We are well aware that, by itself, this strike and a week of international climate action won’t change the course of events. The good news is that we have the technologies we need – the price of a solar panel has plunged 90% in the past decade. And we know the policies to make them work: all across the planet some version of a Green New Dealhas been proposed, laws that would speedily replace fossil fuels with the power of sun and wind, along the way providing good jobs and stabilising strong local economies. We salute the people – many of them young – working hard to pass those measures against the entrenched opposition of the fossil fuel industry.

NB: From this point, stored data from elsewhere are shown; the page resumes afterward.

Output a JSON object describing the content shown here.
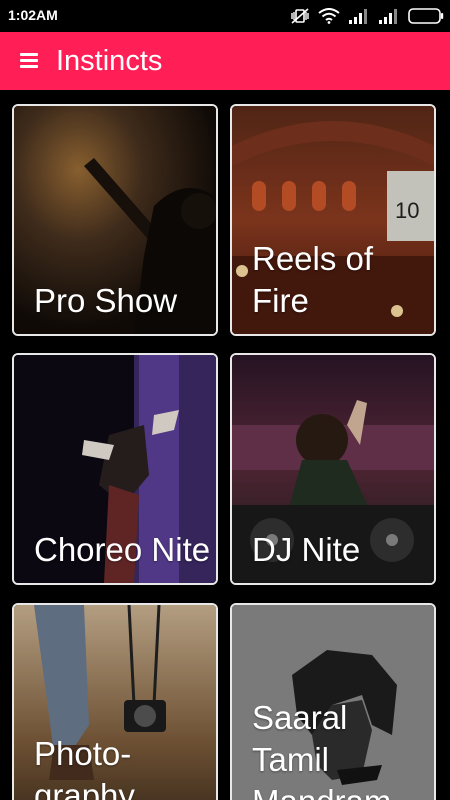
{
  "status_bar": {
    "time": "1:02AM",
    "icons": [
      "vibrate-off-icon",
      "wifi-icon",
      "signal-icon",
      "signal-icon",
      "battery-icon"
    ]
  },
  "app_bar": {
    "title": "Instincts",
    "menu_icon": "hamburger-menu-icon",
    "background": "#ff1f56"
  },
  "cards": [
    {
      "label": "Pro Show"
    },
    {
      "label": "Reels of\nFire"
    },
    {
      "label": "Choreo Nite"
    },
    {
      "label": "DJ Nite"
    },
    {
      "label": "Photo-\ngraphy"
    },
    {
      "label": "Saaral\nTamil\nMandram"
    }
  ]
}
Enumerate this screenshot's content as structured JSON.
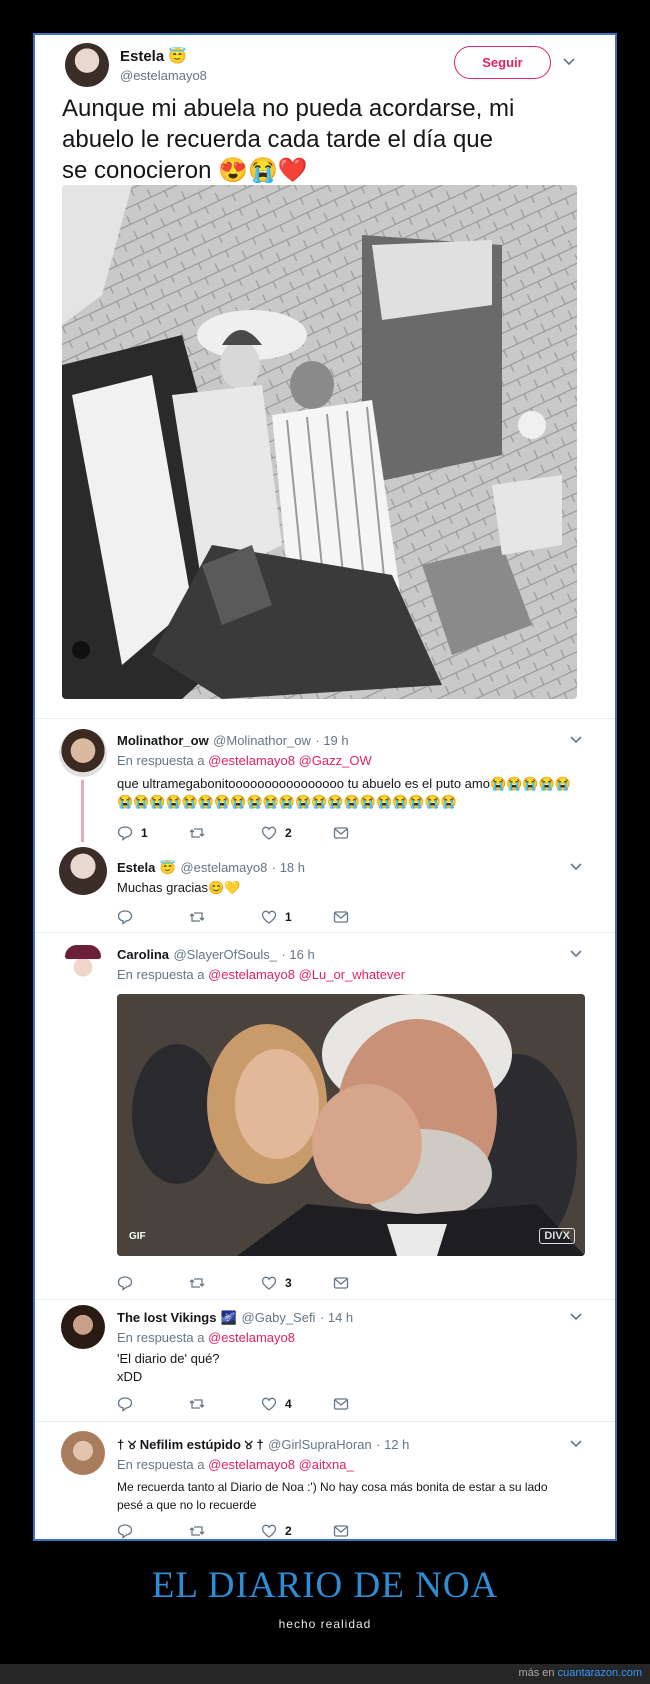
{
  "main_tweet": {
    "name": "Estela",
    "name_emoji": "😇",
    "handle": "@estelamayo8",
    "follow_label": "Seguir",
    "text": "Aunque mi abuela no pueda acordarse, mi abuelo le recuerda cada tarde el día que se conocieron 😍😭❤️"
  },
  "replies": [
    {
      "name": "Molinathor_ow",
      "handle": "@Molinathor_ow",
      "time": "· 19 h",
      "reply_prefix": "En respuesta a",
      "reply_to": "@estelamayo8 @Gazz_OW",
      "text": "que ultramegabonitoooooooooooooooo tu abuelo es el puto amo😭😭😭😭😭 😭😭😭😭😭😭😭😭😭😭😭😭😭😭😭😭😭😭😭😭😭",
      "replies_count": "1",
      "likes_count": "2"
    },
    {
      "name": "Estela",
      "name_emoji": "😇",
      "handle": "@estelamayo8",
      "time": "· 18 h",
      "text": "Muchas gracias😊💛",
      "likes_count": "1"
    },
    {
      "name": "Carolina",
      "handle": "@SlayerOfSouls_",
      "time": "· 16 h",
      "reply_prefix": "En respuesta a",
      "reply_to": "@estelamayo8 @Lu_or_whatever",
      "gif_badge": "GIF",
      "divx_badge": "DIVX",
      "likes_count": "3"
    },
    {
      "name": "The lost Vikings",
      "name_emoji": "🌌",
      "handle": "@Gaby_Sefi",
      "time": "· 14 h",
      "reply_prefix": "En respuesta a",
      "reply_to": "@estelamayo8",
      "text_line1": "'El diario de' qué?",
      "text_line2": "xDD",
      "likes_count": "4"
    },
    {
      "name": "† ୪ Nefilim estúpido ୪ †",
      "handle": "@GirlSupraHoran",
      "time": "· 12 h",
      "reply_prefix": "En respuesta a",
      "reply_to": "@estelamayo8 @aitxna_",
      "text_line1": "Me recuerda tanto al Diario de Noa :') No hay cosa más bonita de estar a su lado",
      "text_line2": "pesé a que no lo recuerde",
      "likes_count": "2"
    }
  ],
  "footer": {
    "title": "EL DIARIO DE NOA",
    "subtitle": "hecho realidad",
    "more_prefix": "más en",
    "more_link": "cuantarazon.com"
  }
}
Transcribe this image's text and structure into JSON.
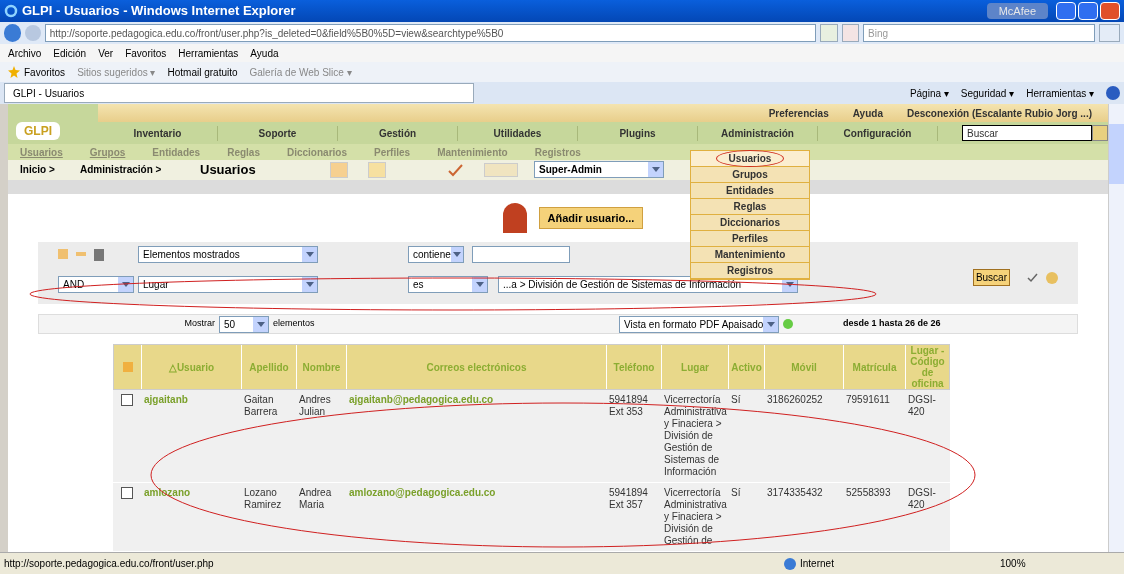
{
  "window": {
    "title": "GLPI - Usuarios - Windows Internet Explorer",
    "addon": "McAfee"
  },
  "address_bar": {
    "url": "http://soporte.pedagogica.edu.co/front/user.php?is_deleted=0&field%5B0%5D=view&searchtype%5B0",
    "search_placeholder": "Bing"
  },
  "menu_bar": [
    "Archivo",
    "Edición",
    "Ver",
    "Favoritos",
    "Herramientas",
    "Ayuda"
  ],
  "favorites_bar": {
    "label": "Favoritos",
    "links": [
      "Sitios sugeridos ▾",
      "Hotmail gratuito",
      "Galería de Web Slice ▾"
    ]
  },
  "tab": {
    "title": "GLPI - Usuarios"
  },
  "command_bar": [
    "Página ▾",
    "Seguridad ▾",
    "Herramientas ▾"
  ],
  "glpi": {
    "logo": "GLPI",
    "top_links": [
      "Preferencias",
      "Ayuda",
      "Desconexión (Escalante Rubio Jorg ...)"
    ],
    "main_menu": [
      "Inventario",
      "Soporte",
      "Gestión",
      "Utilidades",
      "Plugins",
      "Administración",
      "Configuración"
    ],
    "search_placeholder": "Buscar",
    "sub_menu": [
      "Usuarios",
      "Grupos",
      "Entidades",
      "Reglas",
      "Diccionarios",
      "Perfiles",
      "Mantenimiento",
      "Registros"
    ],
    "breadcrumbs": [
      "Inicio >",
      "Administración >",
      "Usuarios"
    ],
    "profile": "Super-Admin",
    "dropdown": [
      {
        "label": "Usuarios",
        "selected": true
      },
      {
        "label": "Grupos",
        "selected": false
      },
      {
        "label": "Entidades",
        "selected": false
      },
      {
        "label": "Reglas",
        "selected": false
      },
      {
        "label": "Diccionarios",
        "selected": false
      },
      {
        "label": "Perfiles",
        "selected": false
      },
      {
        "label": "Mantenimiento",
        "selected": false
      },
      {
        "label": "Registros",
        "selected": false
      }
    ],
    "add_button": "Añadir usuario...",
    "criteria": [
      {
        "field": "Elementos mostrados",
        "operator": "contiene"
      },
      {
        "logic": "AND",
        "field": "Lugar",
        "operator": "es",
        "value": "...a > División de Gestión de Sistemas de Información"
      }
    ],
    "search_button": "Buscar",
    "pager": {
      "show_label": "Mostrar",
      "show_value": "50",
      "show_suffix": "elementos",
      "export": "Vista en formato PDF Apaisado",
      "range": "desde 1 hasta 26 de 26"
    },
    "table": {
      "columns": [
        "△Usuario",
        "Apellido",
        "Nombre",
        "Correos electrónicos",
        "Teléfono",
        "Lugar",
        "Activo",
        "Móvil",
        "Matrícula",
        "Lugar - Código de oficina"
      ],
      "rows": [
        {
          "checked": false,
          "cells": [
            "ajgaitanb",
            "Gaitan Barrera",
            "Andres Julian",
            "ajgaitanb@pedagogica.edu.co",
            "5941894 Ext 353",
            "Vicerrectoría Administrativa y Finaciera > División de Gestión de Sistemas de Información",
            "Sí",
            "3186260252",
            "79591611",
            "DGSI-420"
          ]
        },
        {
          "checked": false,
          "cells": [
            "amlozano",
            "Lozano Ramirez",
            "Andrea Maria",
            "amlozano@pedagogica.edu.co",
            "5941894 Ext 357",
            "Vicerrectoría Administrativa y Finaciera > División de Gestión de",
            "Sí",
            "3174335432",
            "52558393",
            "DGSI-420"
          ]
        }
      ]
    }
  },
  "status_bar": {
    "url": "http://soporte.pedagogica.edu.co/front/user.php",
    "zone": "Internet",
    "zoom": "100%"
  }
}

The September day of global action is designed to support those people. We hope all kinds of environmental, public health, social justice and development groups will join in, but our greatest hope is simply to show that those working on this crisis have the backing of millions of human beings who harbour a growing dread about our environmental plight but who have so far stayed mostly on the sidelines. It may take a few attempts to get those kind of numbers in the streets, but we don’t have too long: our window for effective climate action is closing fast.
We know not everyone can join us. On a grossly unequal planet, some people literally can’t do without a single day’s pay, or they work for bosses who would fire them if they dared try. And some jobs simply can’t stop: emergency room doctors should keep at their tasks. But many of us can put off for 24 hours our usual day to day routine, confident it will be there when we return. We hope some people will spend the day in protest: against new pipelines, or the banks that fund them; against the oil companies and the politicians that spread their lies. We hope others will spend the day putting insulation in the walls of their neighbours’ homes, or building cycle paths. We hope everyone will take at least a few minutes in a city park or a farm field or on the roof of their apartment to simply soak in the beauty of the world it’s our privilege to protect.